Terremoto no Afeganistão mata 1.000 pessoas, o mais mortal em décadas

Um forte terremoto atingiu uma região rural e montanhosa do leste do Afeganistão na quarta-feira, matando 1.000 pessoas e ferindo outras 1.500 em um dos tremores mais mortais em décadas, informou a agência de notícias estatal. As autoridades alertaram que o número já sombrio ainda pode aumentar.

Luiz Custodio
theepochtimes

As informações permaneceram escassas sobre o tremor de magnitude 6,1 que danificou edifícios nas províncias de Khost e Paktika. Os esforços de resgate provavelmente serão complicados, já que muitas agências internacionais de ajuda deixaram o Afeganistão após a tomada do país pelo Talibã no ano passado e a retirada caótica dos militares dos EUA da guerra mais longa de sua história.

O Departamento Meteorológico do vizinho Paquistão disse que o epicentro do terremoto foi na província de Paktika, no Afeganistão, perto da fronteira e cerca de 50 quilômetros a sudoeste da cidade de Khost. Esses tremores podem causar danos graves, principalmente em uma área como esta, onde as casas e outros edifícios são mal construídos e os deslizamentos de terra são comuns.

Imagens da província de Paktika mostraram pessoas sendo transportadas em helicópteros para serem transportadas de avião da área. Outros foram tratados no chão. Um residente podia ser visto recebendo fluidos intravenosos enquanto estava sentado em uma cadeira de plástico do lado de fora dos escombros de sua casa e outros ainda estavam esparramados em macas. Outras imagens mostraram moradores mexendo em tijolos de barro e outros escombros de casas de pedra destruídas.
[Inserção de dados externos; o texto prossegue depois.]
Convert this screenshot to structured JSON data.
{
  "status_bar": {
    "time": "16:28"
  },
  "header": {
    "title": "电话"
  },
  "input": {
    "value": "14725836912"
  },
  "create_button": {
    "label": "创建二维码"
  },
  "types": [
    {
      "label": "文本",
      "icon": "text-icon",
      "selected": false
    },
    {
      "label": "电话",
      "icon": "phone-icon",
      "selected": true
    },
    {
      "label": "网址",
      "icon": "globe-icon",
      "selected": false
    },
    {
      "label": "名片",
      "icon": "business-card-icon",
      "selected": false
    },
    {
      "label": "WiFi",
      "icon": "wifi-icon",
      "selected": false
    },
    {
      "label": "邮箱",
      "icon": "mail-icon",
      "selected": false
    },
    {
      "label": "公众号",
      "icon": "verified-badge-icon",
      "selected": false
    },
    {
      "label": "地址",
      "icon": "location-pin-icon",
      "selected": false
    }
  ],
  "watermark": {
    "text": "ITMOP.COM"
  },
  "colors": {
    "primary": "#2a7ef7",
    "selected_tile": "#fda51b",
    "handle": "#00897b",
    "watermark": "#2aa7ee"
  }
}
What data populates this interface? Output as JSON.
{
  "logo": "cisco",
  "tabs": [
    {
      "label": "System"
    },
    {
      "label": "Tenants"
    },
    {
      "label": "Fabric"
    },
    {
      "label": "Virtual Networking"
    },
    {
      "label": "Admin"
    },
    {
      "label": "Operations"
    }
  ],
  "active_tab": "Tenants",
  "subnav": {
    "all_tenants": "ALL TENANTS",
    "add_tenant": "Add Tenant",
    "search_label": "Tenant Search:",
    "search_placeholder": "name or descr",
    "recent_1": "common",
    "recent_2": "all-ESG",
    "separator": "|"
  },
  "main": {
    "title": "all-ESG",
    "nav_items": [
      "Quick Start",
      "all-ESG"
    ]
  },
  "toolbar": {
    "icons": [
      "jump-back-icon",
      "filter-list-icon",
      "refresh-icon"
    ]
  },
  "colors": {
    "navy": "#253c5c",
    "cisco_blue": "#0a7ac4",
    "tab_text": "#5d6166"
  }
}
O funcionário de emergência afegão Sharafuddin Muslim deu o número de mortos em uma entrevista coletiva na quarta-feira. Mais cedo, o diretor-geral da agência de notícias estatal Bakhtar, Abdul Wahid Rayan, escreveu no Twitter que 90 casas foram destruídas em Paktika e acredita-se que dezenas de pessoas estão presas sob os escombros.

Bilal Karimi, vice-porta-voz do Talibã, não deu um número específico de mortos, mas escreveu no Twitter que centenas de pessoas foram mortas e feridas no terremoto, que abalou quatro distritos de Paktika.

“Pedimos a todas as agências de ajuda que enviem equipes para a área imediatamente para evitar mais catástrofes”, escreveu ele.

Foto do Epoch Times

Foto do Epoch Times

Afegãos evacuam feridos em um terremoto na província de Paktika, leste do Afeganistão, em 22 de junho de 2022. (Agência de Notícias Bakhtar via AP)
 

Em apenas um distrito da província vizinha de Khost, o terremoto matou pelo menos 25 pessoas e feriu mais de 95 outras, disseram autoridades locais.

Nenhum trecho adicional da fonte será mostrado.